The mystery of an engraved silver jug belonging to a former Campbell River garden group has captivated the imagination of the present day garden club.
President Elizabeth deMunck was recently contacted by resident John Coyle informing her that he came across the beautifully etched vase when he was clearing out his storage cupboard. He knew nothing of its background except that he recalled being given it by a friend about 10 years ago. The friend told Coyle he had stored it on a shelf in his home for many years. Coyle knew that deMunck was a member of the present day Campbell River Garden Club and hoped that it could be used once again, rather than collecting dust on a shelf.
There are few details gleaned from the inscriptions on the jug other than it was presented in memory of a Theo Morison of the Campbell River Horticultural Association. Following a recent search of the museum archives, the former acting director, Sandra Parrish, unearthed a large garden club scrapbook and that revealed details of a very active horticultural association founded in October, 1956. The first executive included Mr. R.V. Morison, Mrs. Lynn Elford, Mr O. Thulin, Mr. M. Olivier and Mr. Wm. Mansfield. The minutes of the meeting show that the vase was presented to Mr. Morison in memory of Theo Morison, which one assumes must be his wife. It was formally encribed “The Theo Morison Memorial Award” and was donated by a Mrs. L. (Marie) Idiens. A search of the web shows that Idiens was the chairperson of the Tourism and Publicity Committee of the Chamber of Commerce.

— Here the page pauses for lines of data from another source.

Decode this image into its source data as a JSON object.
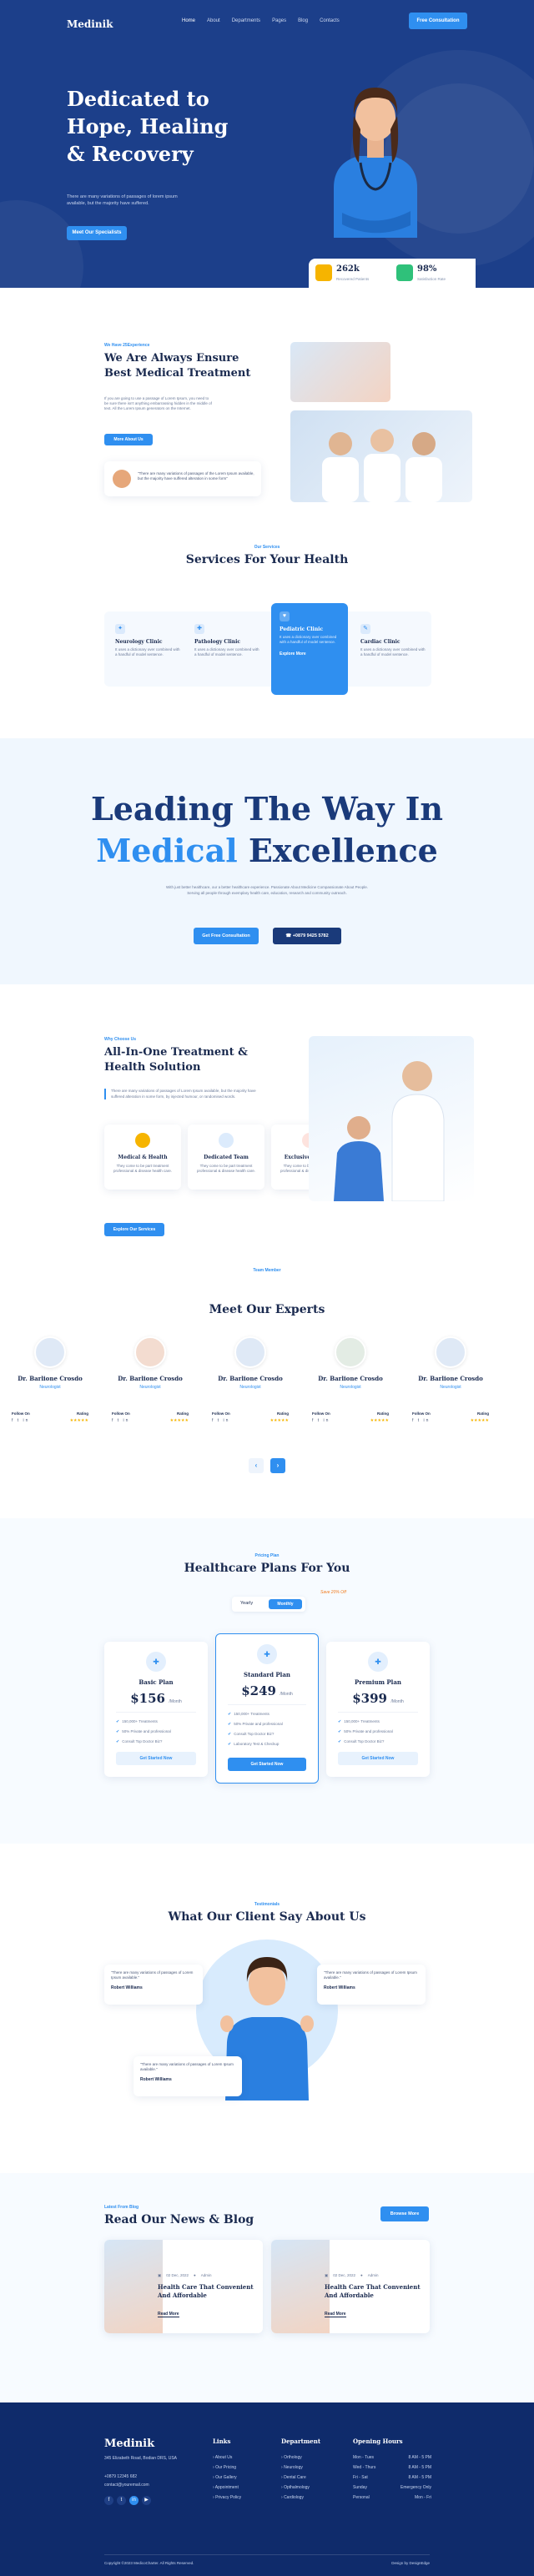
{
  "brand": "Medinik",
  "nav": {
    "items": [
      "Home",
      "About",
      "Departments",
      "Pages",
      "Blog",
      "Contacts"
    ],
    "cta": "Free Consultation"
  },
  "hero": {
    "title_line1": "Dedicated to",
    "title_line2": "Hope, Healing",
    "title_line3": "& Recovery",
    "subtitle": "There are many variations of passages of lorem ipsum available, but the majority have suffered.",
    "button": "Meet Our Specialists",
    "stat1_value": "262k",
    "stat1_label": "Recovered Patients",
    "stat2_value": "98%",
    "stat2_label": "Satisfaction Rate"
  },
  "about": {
    "kicker": "We Have 25Experience",
    "title_line1": "We Are Always Ensure",
    "title_line2": "Best Medical Treatment",
    "text": "If you are going to use a passage of Lorem Ipsum, you need to be sure there isn't anything embarrassing hidden in the middle of text. All the Lorem Ipsum generators on the Internet.",
    "button": "More About Us",
    "quote": "\"There are many variations of passages of the Lorem Ipsum available, but the majority have suffered alteration in some form\""
  },
  "services": {
    "kicker": "Our Services",
    "title": "Services For Your Health",
    "items": [
      {
        "title": "Neurology Clinic",
        "text": "It uses a dictionary over combined with a handful of model sentence."
      },
      {
        "title": "Pathology Clinic",
        "text": "It uses a dictionary over combined with a handful of model sentence."
      },
      {
        "title": "Pediatric Clinic",
        "text": "It uses a dictionary over combined with a handful of model sentence.",
        "link": "Explore More"
      },
      {
        "title": "Cardiac Clinic",
        "text": "It uses a dictionary over combined with a handful of model sentence."
      }
    ]
  },
  "leading": {
    "line1": "Leading The Way In",
    "line2_accent": "Medical",
    "line2_rest": "Excellence",
    "text": "With just better healthcare, our a better healthcare experience. Passionate About Medicine Compassionate About People. Serving all people through exemplary health care, education, research and community outreach.",
    "button1": "Get Free Consultation",
    "button2": "+0879 9425 5782"
  },
  "why": {
    "kicker": "Why Choose Us",
    "title_line1": "All-In-One Treatment &",
    "title_line2": "Health Solution",
    "text": "There are many variations of passages of Lorem Ipsum available, but the majority have suffered alteration in some form, by injected humour, or randomised words.",
    "features": [
      {
        "title": "Medical & Health",
        "text": "They come to be part treatment professional & disease health care."
      },
      {
        "title": "Dedicated Team",
        "text": "They come to be part treatment professional & disease health care."
      },
      {
        "title": "Exclusive Support",
        "text": "They come to be part treatment professional & disease health care."
      }
    ],
    "button": "Explore Our Services"
  },
  "experts": {
    "kicker": "Team Member",
    "title": "Meet Our Experts",
    "follow_label": "Follow On",
    "rating_label": "Rating",
    "doctors": [
      {
        "name": "Dr. Barlione Crosdo",
        "role": "Neurologist"
      },
      {
        "name": "Dr. Barlione Crosdo",
        "role": "Neurologist"
      },
      {
        "name": "Dr. Barlione Crosdo",
        "role": "Neurologist"
      },
      {
        "name": "Dr. Barlione Crosdo",
        "role": "Neurologist"
      },
      {
        "name": "Dr. Barlione Crosdo",
        "role": "Neurologist"
      }
    ]
  },
  "pricing": {
    "kicker": "Pricing Plan",
    "title": "Healthcare Plans For You",
    "toggle_yearly": "Yearly",
    "toggle_monthly": "Monthly",
    "save_note": "Save 20% Off",
    "plans": [
      {
        "name": "Basic Plan",
        "price": "$156",
        "per": "/Month",
        "features": [
          "150,000+ Treatments",
          "50% Private and professional",
          "Consult Top Doctor Biz?"
        ],
        "button": "Get Started Now"
      },
      {
        "name": "Standard Plan",
        "price": "$249",
        "per": "/Month",
        "features": [
          "150,000+ Treatments",
          "50% Private and professional",
          "Consult Top Doctor Biz?",
          "Laboratory Test & Checkup"
        ],
        "button": "Get Started Now"
      },
      {
        "name": "Premium Plan",
        "price": "$399",
        "per": "/Month",
        "features": [
          "150,000+ Treatments",
          "50% Private and professional",
          "Consult Top Doctor Biz?"
        ],
        "button": "Get Started Now"
      }
    ]
  },
  "testimonials": {
    "kicker": "Testimonials",
    "title": "What Our Client Say About Us",
    "items": [
      {
        "quote": "\"There are many variations of passages of Lorem Ipsum available.\"",
        "name": "Robert Williams"
      },
      {
        "quote": "\"There are many variations of passages of Lorem Ipsum available.\"",
        "name": "Robert Williams"
      },
      {
        "quote": "\"There are many variations of passages of Lorem Ipsum available.\"",
        "name": "Robert Williams"
      }
    ]
  },
  "blog": {
    "kicker": "Latest From Blog",
    "title": "Read Our News & Blog",
    "button": "Browse More",
    "posts": [
      {
        "date": "02 Dec, 2022",
        "author": "Admin",
        "title": "Health Care That Convenient And Affordable",
        "link": "Read More"
      },
      {
        "date": "02 Dec, 2022",
        "author": "Admin",
        "title": "Health Care That Convenient And Affordable",
        "link": "Read More"
      }
    ]
  },
  "footer": {
    "address": "345 Elizabeth Road, Bodian DRS, USA",
    "phone": "+0879 12345 682",
    "email": "contact@youremail.com",
    "links_title": "Links",
    "links": [
      "About Us",
      "Our Pricing",
      "Our Gallery",
      "Appointment",
      "Privacy Policy"
    ],
    "dept_title": "Department",
    "departments": [
      "Orthology",
      "Neurology",
      "Dental Care",
      "Opthalmology",
      "Cardiology"
    ],
    "hours_title": "Opening Hours",
    "hours": [
      {
        "day": "Mon - Tues",
        "time": "8 AM - 5 PM"
      },
      {
        "day": "Wed - Thurs",
        "time": "8 AM - 5 PM"
      },
      {
        "day": "Fri - Sat",
        "time": "8 AM - 5 PM"
      },
      {
        "day": "Sunday",
        "time": "Emergency Only"
      },
      {
        "day": "Personal",
        "time": "Mon - Fri"
      }
    ],
    "copyright": "Copyright ©2023 MedicoCharter. All Rights Reserved.",
    "credit": "Design by DesignEdge"
  },
  "colors": {
    "primary": "#2f8ff0",
    "navy": "#1c3f8a",
    "dark": "#1a2a4f",
    "footer": "#0f2b6b"
  }
}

The scrapbook covers details of club activity and minutes of each meeting until 1965. Unfortunately, there is no companion scrapbook in the archives giving later history but it appears the Tyee Garden Club was the successor to the Horticultural Association. One item that is known is that a Mrs. Shirley Smith was the last recorded recipient of this award and she was married to Bob Smith, an employee at the Elk Falls Mill.
The present day garden club members are hopeful that publicizing the appearance of this very fine looking jug will bring forward information which will result in a fuller understanding of the jug’s history.
They will then be in a position to consider reviving the tradition of this memorial trophy and secure its place in the records of future garden organizations.